De lá, fomos ao Supremo Tribunal Federal, para falar com o Ministro Carlos Ayres Britto, que é o relator de inúmeras ações que estão lá faz anos, para que não se tivesse chegado a esse ponto. São ações das entidades indígenas, do Governo do Estado e dos proprietários pequenos, ações minhas, do Senador Augusto Botelho, que estão sem decisão. O Ministro nos prometeu pautar imediatamente, em face da situação, aguardando apenas, segundo ele, parecer da Procuradoria-Geral da República. Enquanto isso, a Polícia Federal está pintando e bordando lá. Está pintando e bordando, como se lá fosse um faroeste qualquer.

Sr. Presidente, vamos ver como essas coisas têm certos contornos. Há uns dias, há algumas semanas, o Ministro Mangabeira Unger, a fim de subsidiar seu projeto, que ele chama de Amazônia do Futuro ou Amazônia Sustentável, esteve no meu Estado. Fui, inclusive, convidado por ele pessoalmente, para ir. Não tive oportunidade de ir por questões superiores, mas o Senador Augusto Botelho e o Deputado Márcio Junqueira foram. E o Comandante do Exército, General-de-Brigada Eliezer Monteiro, foi junto com a Ministra, no helicóptero do Exército, com pessoas do Exército, para dar não só a logística, mas também a segurança ao Ministro.

Pois, chegando lá a determinada vila, ele recebeu a informação de que o General não poderia ir para a reunião dos índios do Conselho Indígena de Roraima, dentro do território nacional; e que também não poderiam ir os Parlamentares, nem o Senador, nem o Deputado Federal.

Isso, Senador Mão Santa, o que é?

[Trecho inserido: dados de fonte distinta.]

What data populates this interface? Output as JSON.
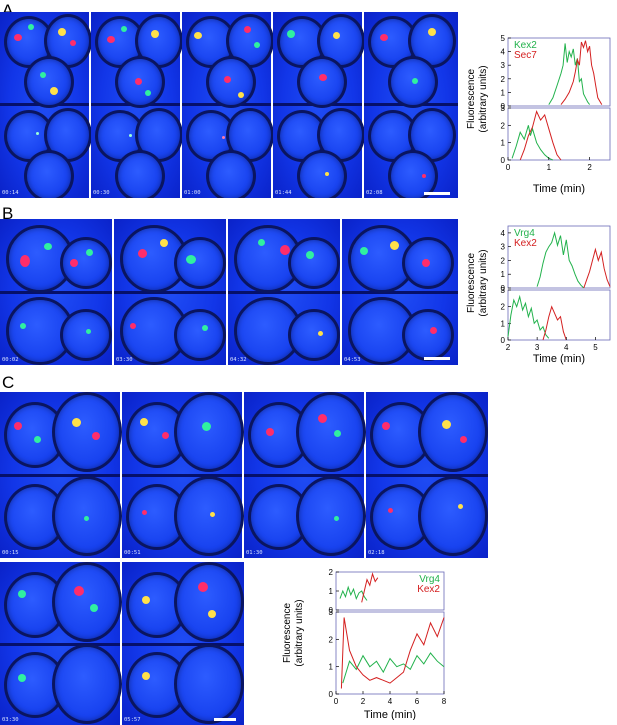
{
  "panels": [
    {
      "letter": "A",
      "timestamps": [
        "00:14",
        "00:30",
        "01:00",
        "01:44",
        "02:08"
      ],
      "chart_data": {
        "type": "line",
        "ylabel": "Fluorescence\n(arbitrary units)",
        "xlabel": "Time (min)",
        "xlim": [
          0,
          2.5
        ],
        "xticks": [
          0,
          1,
          2
        ],
        "subplots": [
          {
            "ylim": [
              0,
              5
            ],
            "yticks": [
              0,
              1,
              2,
              3,
              4,
              5
            ],
            "series": [
              {
                "name": "Kex2",
                "color": "#22b24c",
                "x": [
                  1.0,
                  1.1,
                  1.2,
                  1.3,
                  1.35,
                  1.4,
                  1.45,
                  1.5,
                  1.55,
                  1.6,
                  1.65,
                  1.7,
                  1.75,
                  1.8,
                  1.85,
                  1.9,
                  1.95,
                  2.0
                ],
                "y": [
                  0.1,
                  0.6,
                  1.5,
                  2.4,
                  3.0,
                  4.6,
                  3.2,
                  4.0,
                  3.6,
                  4.2,
                  3.0,
                  3.5,
                  1.8,
                  2.0,
                  0.9,
                  0.6,
                  0.3,
                  0.1
                ]
              },
              {
                "name": "Sec7",
                "color": "#d42020",
                "x": [
                  1.3,
                  1.4,
                  1.5,
                  1.6,
                  1.65,
                  1.7,
                  1.75,
                  1.8,
                  1.85,
                  1.9,
                  1.95,
                  2.0,
                  2.05,
                  2.1,
                  2.15,
                  2.2,
                  2.3
                ],
                "y": [
                  0.1,
                  0.5,
                  1.0,
                  1.8,
                  2.5,
                  3.4,
                  3.0,
                  4.7,
                  4.3,
                  4.8,
                  4.0,
                  4.4,
                  3.0,
                  2.4,
                  1.5,
                  0.6,
                  0.1
                ]
              }
            ]
          },
          {
            "ylim": [
              0,
              3
            ],
            "yticks": [
              0,
              1,
              2,
              3
            ],
            "series": [
              {
                "name": "Kex2",
                "color": "#22b24c",
                "x": [
                  0.1,
                  0.2,
                  0.3,
                  0.4,
                  0.5,
                  0.55,
                  0.6,
                  0.7,
                  0.8,
                  0.9,
                  1.0,
                  1.1
                ],
                "y": [
                  0.1,
                  0.8,
                  1.6,
                  1.2,
                  2.0,
                  1.4,
                  1.8,
                  1.0,
                  0.6,
                  0.3,
                  0.1,
                  0.0
                ]
              },
              {
                "name": "Sec7",
                "color": "#d42020",
                "x": [
                  0.3,
                  0.4,
                  0.5,
                  0.6,
                  0.7,
                  0.8,
                  0.9,
                  1.0,
                  1.1,
                  1.2,
                  1.3
                ],
                "y": [
                  0.0,
                  0.6,
                  1.4,
                  1.9,
                  2.8,
                  2.3,
                  2.6,
                  1.8,
                  1.0,
                  0.3,
                  0.0
                ]
              }
            ]
          }
        ]
      }
    },
    {
      "letter": "B",
      "timestamps": [
        "00:02",
        "03:30",
        "04:32",
        "04:53"
      ],
      "chart_data": {
        "type": "line",
        "ylabel": "Fluorescence\n(arbitrary units)",
        "xlabel": "Time (min)",
        "xlim": [
          2,
          5.5
        ],
        "xticks": [
          2,
          3,
          4,
          5
        ],
        "subplots": [
          {
            "ylim": [
              0,
              4.5
            ],
            "yticks": [
              0,
              1,
              2,
              3,
              4
            ],
            "series": [
              {
                "name": "Vrg4",
                "color": "#22b24c",
                "x": [
                  3.0,
                  3.1,
                  3.2,
                  3.3,
                  3.4,
                  3.5,
                  3.6,
                  3.7,
                  3.8,
                  3.9,
                  4.0,
                  4.1,
                  4.2,
                  4.3,
                  4.4,
                  4.5,
                  4.6
                ],
                "y": [
                  0.1,
                  0.8,
                  1.8,
                  2.6,
                  3.0,
                  3.3,
                  4.0,
                  3.1,
                  3.8,
                  2.4,
                  3.5,
                  2.0,
                  1.6,
                  1.0,
                  0.5,
                  0.2,
                  0.0
                ]
              },
              {
                "name": "Kex2",
                "color": "#d42020",
                "x": [
                  4.6,
                  4.7,
                  4.8,
                  4.9,
                  5.0,
                  5.1,
                  5.2,
                  5.3,
                  5.4,
                  5.5
                ],
                "y": [
                  0.0,
                  0.6,
                  1.2,
                  2.0,
                  2.8,
                  2.0,
                  2.6,
                  1.4,
                  0.6,
                  0.1
                ]
              }
            ]
          },
          {
            "ylim": [
              0,
              3
            ],
            "yticks": [
              0,
              1,
              2,
              3
            ],
            "series": [
              {
                "name": "Vrg4",
                "color": "#22b24c",
                "x": [
                  2.0,
                  2.1,
                  2.2,
                  2.3,
                  2.4,
                  2.5,
                  2.6,
                  2.7,
                  2.8,
                  2.9,
                  3.0,
                  3.1,
                  3.2,
                  3.3,
                  3.4
                ],
                "y": [
                  0.2,
                  1.5,
                  2.4,
                  2.0,
                  2.6,
                  1.8,
                  2.2,
                  1.4,
                  1.9,
                  1.0,
                  1.2,
                  0.6,
                  0.8,
                  0.3,
                  0.1
                ]
              },
              {
                "name": "Kex2",
                "color": "#d42020",
                "x": [
                  3.2,
                  3.3,
                  3.4,
                  3.5,
                  3.6,
                  3.7,
                  3.8,
                  3.9,
                  4.0
                ],
                "y": [
                  0.0,
                  0.6,
                  1.4,
                  2.0,
                  1.6,
                  1.2,
                  1.4,
                  0.5,
                  0.0
                ]
              }
            ]
          }
        ]
      }
    },
    {
      "letter": "C",
      "timestamps": [
        "00:15",
        "00:51",
        "01:30",
        "02:18",
        "03:30",
        "05:57"
      ],
      "chart_data": {
        "type": "line",
        "ylabel": "Fluorescence\n(arbitrary units)",
        "xlabel": "Time (min)",
        "xlim": [
          0,
          8
        ],
        "xticks": [
          0,
          2,
          4,
          6,
          8
        ],
        "subplots": [
          {
            "ylim": [
              0,
              2
            ],
            "yticks": [
              0,
              1,
              2
            ],
            "series": [
              {
                "name": "Vrg4",
                "color": "#22b24c",
                "x": [
                  0.3,
                  0.5,
                  0.7,
                  0.9,
                  1.1,
                  1.3,
                  1.5,
                  1.7,
                  1.9,
                  2.1,
                  2.3
                ],
                "y": [
                  0.6,
                  1.0,
                  0.7,
                  1.2,
                  0.8,
                  1.1,
                  0.6,
                  0.9,
                  1.0,
                  0.7,
                  0.5
                ]
              },
              {
                "name": "Kex2",
                "color": "#d42020",
                "x": [
                  1.9,
                  2.1,
                  2.3,
                  2.5,
                  2.7,
                  2.9,
                  3.1
                ],
                "y": [
                  0.4,
                  1.0,
                  1.6,
                  1.3,
                  1.9,
                  1.5,
                  1.7
                ]
              }
            ]
          },
          {
            "ylim": [
              0,
              3
            ],
            "yticks": [
              0,
              1,
              2,
              3
            ],
            "series": [
              {
                "name": "Vrg4",
                "color": "#22b24c",
                "x": [
                  0.5,
                  1.0,
                  1.5,
                  2.0,
                  2.5,
                  3.0,
                  3.5,
                  4.0,
                  4.5,
                  5.0,
                  5.5,
                  6.0,
                  6.5,
                  7.0,
                  7.5,
                  8.0
                ],
                "y": [
                  0.4,
                  1.2,
                  0.9,
                  1.4,
                  1.0,
                  1.2,
                  0.8,
                  1.3,
                  1.0,
                  1.1,
                  0.9,
                  1.4,
                  1.1,
                  1.5,
                  1.2,
                  1.0
                ]
              },
              {
                "name": "Kex2",
                "color": "#d42020",
                "x": [
                  0.4,
                  0.6,
                  0.8,
                  1.0,
                  1.5,
                  2.0,
                  2.5,
                  3.0,
                  3.5,
                  4.0,
                  4.5,
                  5.0,
                  5.5,
                  6.0,
                  6.5,
                  7.0,
                  7.5,
                  8.0
                ],
                "y": [
                  0.2,
                  2.8,
                  2.2,
                  1.6,
                  1.0,
                  0.7,
                  0.5,
                  0.6,
                  0.5,
                  0.4,
                  0.6,
                  0.8,
                  1.6,
                  2.2,
                  1.8,
                  2.6,
                  2.1,
                  2.8
                ]
              }
            ]
          }
        ]
      }
    }
  ]
}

Já é um nítido ato de autonomia territorial, de decisão de uma etnia - porque não aceito que ninguém diga que existe o povo indígena tal, mas o povo brasileiro, que tem etnias indígenas, negras, até européias. Existe apenas o povo brasileiro.

Mas quero ler aqui a nota de esclarecimento do Exército em relação a essa questão de o General ter sido barrado de entrar naquela reunião.

Em relação ao noticiário na imprensa, sobre a visita do Ministro Extraordinário para Assuntos Estratégicos, Roberto Mangabeira Unger, informamos que o Exército Brasileiro (EB) está presente em Roraima, cumprindo missão constitucional, quer seja em operações de presença ou de patrulhamento da fronteira, quer seja na realização de obras, ou na orientação educacional para a prática salutar da cidadania, dever de todos os brasileiros.

Conforme o art. 142 da Constituição de 1988, somos destinados à defesa da Pátria, o que nos obriga a estar presente em todos os pontos do Território Nacional.

Em relação às Terras Indígenas, o Decreto Presidencial nº 4.412, de 07 de outubro de 2002, estabelece que as Forças Armadas têm liberdade de trânsito e acesso às mesmas, sem depender de autorização. É claro que os militares respeitam estritamente as leis vigentes e o estado de direito.

Antes da visita da comitiva, foi informado pelo Chefe de Gabinete do Ministro que nenhuma autoridade estadual ou federal poderia participar da reunião com as lideranças no Surumu [uma vila, no Município de Pacaraima, dentro dessa área Raposa/Serra do Sol]. Tal fato causou estranheza não apenas aos militares do EB, mas também a alguns dos principais líderes políticos locais que haviam demonstrado interesse em participar.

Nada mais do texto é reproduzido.